The above Pension Index Card from Fold3 notes that John S. Bottomstone applied for a invalid pension on 4 March 1899, which he collected until his death, and, following his death, his widow collected benefits until her death which occurred in 1922.
John S. Bottomstone died on 5 February 1910 and is buried at Halifax United Methodist Cemetery.
Previously, John S. Bottomstone was mentioned on this blog in a post entitled Halifax Area Civil War Veterans. and in a post entitled The Gratztown Militia and the Home Guards, a story of the 36th Pennsylvania Infantry (Emergency of 1863).
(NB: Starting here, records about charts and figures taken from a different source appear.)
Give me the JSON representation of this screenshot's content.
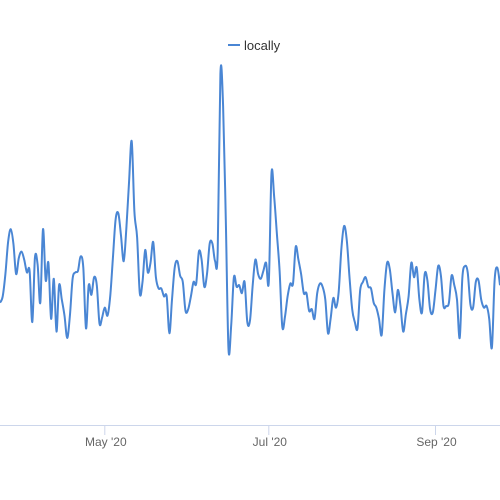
{
  "chart_data": {
    "type": "line",
    "title": "",
    "xlabel": "",
    "ylabel": "",
    "legend": {
      "position": "top-center"
    },
    "grid": false,
    "x_tick_labels": [
      "May '20",
      "Jul '20",
      "Sep '20"
    ],
    "x_range": [
      "2020-03-23",
      "2020-09-25"
    ],
    "series": [
      {
        "name": "locally",
        "color": "#4a86d4",
        "points": [
          [
            "2020-03-23",
            12
          ],
          [
            "2020-03-24",
            16
          ],
          [
            "2020-03-25",
            30
          ],
          [
            "2020-03-26",
            50
          ],
          [
            "2020-03-27",
            58
          ],
          [
            "2020-03-28",
            49
          ],
          [
            "2020-03-29",
            30
          ],
          [
            "2020-03-30",
            40
          ],
          [
            "2020-03-31",
            44
          ],
          [
            "2020-04-01",
            39
          ],
          [
            "2020-04-02",
            31
          ],
          [
            "2020-04-03",
            32
          ],
          [
            "2020-04-04",
            0
          ],
          [
            "2020-04-05",
            40
          ],
          [
            "2020-04-06",
            36
          ],
          [
            "2020-04-07",
            12
          ],
          [
            "2020-04-08",
            58
          ],
          [
            "2020-04-09",
            26
          ],
          [
            "2020-04-10",
            37
          ],
          [
            "2020-04-11",
            2
          ],
          [
            "2020-04-12",
            27
          ],
          [
            "2020-04-13",
            -6
          ],
          [
            "2020-04-14",
            23
          ],
          [
            "2020-04-15",
            14
          ],
          [
            "2020-04-16",
            4
          ],
          [
            "2020-04-17",
            -10
          ],
          [
            "2020-04-18",
            4
          ],
          [
            "2020-04-19",
            27
          ],
          [
            "2020-04-20",
            31
          ],
          [
            "2020-04-21",
            32
          ],
          [
            "2020-04-22",
            41
          ],
          [
            "2020-04-23",
            34
          ],
          [
            "2020-04-24",
            -4
          ],
          [
            "2020-04-25",
            23
          ],
          [
            "2020-04-26",
            17
          ],
          [
            "2020-04-27",
            28
          ],
          [
            "2020-04-28",
            23
          ],
          [
            "2020-04-29",
            -1
          ],
          [
            "2020-04-30",
            3
          ],
          [
            "2020-05-01",
            9
          ],
          [
            "2020-05-02",
            4
          ],
          [
            "2020-05-03",
            16
          ],
          [
            "2020-05-04",
            40
          ],
          [
            "2020-05-05",
            64
          ],
          [
            "2020-05-06",
            68
          ],
          [
            "2020-05-07",
            54
          ],
          [
            "2020-05-08",
            38
          ],
          [
            "2020-05-09",
            58
          ],
          [
            "2020-05-10",
            87
          ],
          [
            "2020-05-11",
            113
          ],
          [
            "2020-05-12",
            69
          ],
          [
            "2020-05-13",
            53
          ],
          [
            "2020-05-14",
            18
          ],
          [
            "2020-05-15",
            25
          ],
          [
            "2020-05-16",
            45
          ],
          [
            "2020-05-17",
            31
          ],
          [
            "2020-05-18",
            37
          ],
          [
            "2020-05-19",
            50
          ],
          [
            "2020-05-20",
            28
          ],
          [
            "2020-05-21",
            21
          ],
          [
            "2020-05-22",
            21
          ],
          [
            "2020-05-23",
            16
          ],
          [
            "2020-05-24",
            16
          ],
          [
            "2020-05-25",
            -7
          ],
          [
            "2020-05-26",
            14
          ],
          [
            "2020-05-27",
            34
          ],
          [
            "2020-05-28",
            38
          ],
          [
            "2020-05-29",
            29
          ],
          [
            "2020-05-30",
            25
          ],
          [
            "2020-05-31",
            7
          ],
          [
            "2020-06-01",
            8
          ],
          [
            "2020-06-02",
            16
          ],
          [
            "2020-06-03",
            25
          ],
          [
            "2020-06-04",
            24
          ],
          [
            "2020-06-05",
            44
          ],
          [
            "2020-06-06",
            39
          ],
          [
            "2020-06-07",
            22
          ],
          [
            "2020-06-08",
            30
          ],
          [
            "2020-06-09",
            49
          ],
          [
            "2020-06-10",
            49
          ],
          [
            "2020-06-11",
            38
          ],
          [
            "2020-06-12",
            44
          ],
          [
            "2020-06-13",
            155
          ],
          [
            "2020-06-14",
            135
          ],
          [
            "2020-06-15",
            64
          ],
          [
            "2020-06-16",
            -17
          ],
          [
            "2020-06-17",
            -2
          ],
          [
            "2020-06-18",
            28
          ],
          [
            "2020-06-19",
            22
          ],
          [
            "2020-06-20",
            23
          ],
          [
            "2020-06-21",
            18
          ],
          [
            "2020-06-22",
            25
          ],
          [
            "2020-06-23",
            0
          ],
          [
            "2020-06-24",
            1
          ],
          [
            "2020-06-25",
            23
          ],
          [
            "2020-06-26",
            39
          ],
          [
            "2020-06-27",
            30
          ],
          [
            "2020-06-28",
            27
          ],
          [
            "2020-06-29",
            32
          ],
          [
            "2020-06-30",
            37
          ],
          [
            "2020-07-01",
            25
          ],
          [
            "2020-07-02",
            93
          ],
          [
            "2020-07-03",
            78
          ],
          [
            "2020-07-04",
            55
          ],
          [
            "2020-07-05",
            32
          ],
          [
            "2020-07-06",
            -3
          ],
          [
            "2020-07-07",
            3
          ],
          [
            "2020-07-08",
            16
          ],
          [
            "2020-07-09",
            24
          ],
          [
            "2020-07-10",
            24
          ],
          [
            "2020-07-11",
            47
          ],
          [
            "2020-07-12",
            39
          ],
          [
            "2020-07-13",
            30
          ],
          [
            "2020-07-14",
            18
          ],
          [
            "2020-07-15",
            18
          ],
          [
            "2020-07-16",
            7
          ],
          [
            "2020-07-17",
            8
          ],
          [
            "2020-07-18",
            2
          ],
          [
            "2020-07-19",
            18
          ],
          [
            "2020-07-20",
            24
          ],
          [
            "2020-07-21",
            22
          ],
          [
            "2020-07-22",
            14
          ],
          [
            "2020-07-23",
            -7
          ],
          [
            "2020-07-24",
            2
          ],
          [
            "2020-07-25",
            15
          ],
          [
            "2020-07-26",
            9
          ],
          [
            "2020-07-27",
            19
          ],
          [
            "2020-07-28",
            46
          ],
          [
            "2020-07-29",
            60
          ],
          [
            "2020-07-30",
            51
          ],
          [
            "2020-07-31",
            28
          ],
          [
            "2020-08-01",
            8
          ],
          [
            "2020-08-02",
            0
          ],
          [
            "2020-08-03",
            -4
          ],
          [
            "2020-08-04",
            20
          ],
          [
            "2020-08-05",
            25
          ],
          [
            "2020-08-06",
            28
          ],
          [
            "2020-08-07",
            22
          ],
          [
            "2020-08-08",
            21
          ],
          [
            "2020-08-09",
            12
          ],
          [
            "2020-08-10",
            9
          ],
          [
            "2020-08-11",
            2
          ],
          [
            "2020-08-12",
            -8
          ],
          [
            "2020-08-13",
            20
          ],
          [
            "2020-08-14",
            37
          ],
          [
            "2020-08-15",
            33
          ],
          [
            "2020-08-16",
            18
          ],
          [
            "2020-08-17",
            6
          ],
          [
            "2020-08-18",
            20
          ],
          [
            "2020-08-19",
            10
          ],
          [
            "2020-08-20",
            -6
          ],
          [
            "2020-08-21",
            5
          ],
          [
            "2020-08-22",
            16
          ],
          [
            "2020-08-23",
            37
          ],
          [
            "2020-08-24",
            28
          ],
          [
            "2020-08-25",
            34
          ],
          [
            "2020-08-26",
            14
          ],
          [
            "2020-08-27",
            6
          ],
          [
            "2020-08-28",
            30
          ],
          [
            "2020-08-29",
            26
          ],
          [
            "2020-08-30",
            8
          ],
          [
            "2020-08-31",
            6
          ],
          [
            "2020-09-01",
            20
          ],
          [
            "2020-09-02",
            35
          ],
          [
            "2020-09-03",
            29
          ],
          [
            "2020-09-04",
            10
          ],
          [
            "2020-09-05",
            10
          ],
          [
            "2020-09-06",
            12
          ],
          [
            "2020-09-07",
            29
          ],
          [
            "2020-09-08",
            23
          ],
          [
            "2020-09-09",
            14
          ],
          [
            "2020-09-10",
            -10
          ],
          [
            "2020-09-11",
            28
          ],
          [
            "2020-09-12",
            35
          ],
          [
            "2020-09-13",
            31
          ],
          [
            "2020-09-14",
            11
          ],
          [
            "2020-09-15",
            9
          ],
          [
            "2020-09-16",
            25
          ],
          [
            "2020-09-17",
            26
          ],
          [
            "2020-09-18",
            14
          ],
          [
            "2020-09-19",
            9
          ],
          [
            "2020-09-20",
            10
          ],
          [
            "2020-09-21",
            2
          ],
          [
            "2020-09-22",
            -16
          ],
          [
            "2020-09-23",
            26
          ],
          [
            "2020-09-24",
            34
          ],
          [
            "2020-09-25",
            23
          ]
        ]
      }
    ]
  }
}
After the war, John S. Bottomstone openly supported the white supremacist views of Heister Clymer by signing a call for denial of equal rights to African Americans, both those who were previously slaves and those who were previously freemen. The statement was published in the Harrisburg Patriot of 24 July 1866 and included his name, regiment, company and rank.
Heister Clymer was a white supremacist candidate for Pennsylvania Governor on the Democratic Party ticket in 1866, and was previously profiled here on 26 April 2016.
The call for a meeting of Union Soldiers was printed in the Harrisburg Patriot, 24 July 1866, along with an up-to-date list of Clymer supporters who openly supported Heister Clymer‘s white supremacist views and wanted to deny “negro equality and suffrage” even to those who had been free men before the war.
The undersigned honorably discharged Union soldiers, believing that we battled in the late war for the Union of these States, and had successfully maintained it, view with alarm the persistent efforts of radical men who seem determine, practically to destroy the Union we went forth to save. They would have the community believe that Union soldiers are willing to give up in the hour of victory the great object to which their sacrifices and toll and blood were given….
Therefore we unite in requesting all the honorably discharged officer, soldiers and seamen of Dauphin County who favor the wise and constitutional policy of President Johnson, who oppose the doctrine of negro equality and suffrage, and desire the election of the Hon. Hiester Clymer, to meet in Mass Convention at the Democratic Club Room, Walnut Street, below Third, Harrisburg, at 7 1/2 o’clock, on the evening of the 25 July 1866, for the purpose of electing fourteen delegates to the Convention of Union Soldiers, which is to assemble in this city [Harrisburg] on Wednesday, 1 August 1866.
The Dauphin County veterans who signed the racist petition calling for the meeting were from a variety of regiments and social levels. Included in the list were some residents of Upper Dauphin County, the area north of Peter’s Mountain – all of which is included in the geographic area of the Civil War Research Project.
John S. Bottomstone was only one of many honorably discharged Union soldiers who openly supported the white supremacist gubernatorial campaign of Heister Clymer in 1866. The full list of those with a connection to Upper Dauphin County will be presented over time.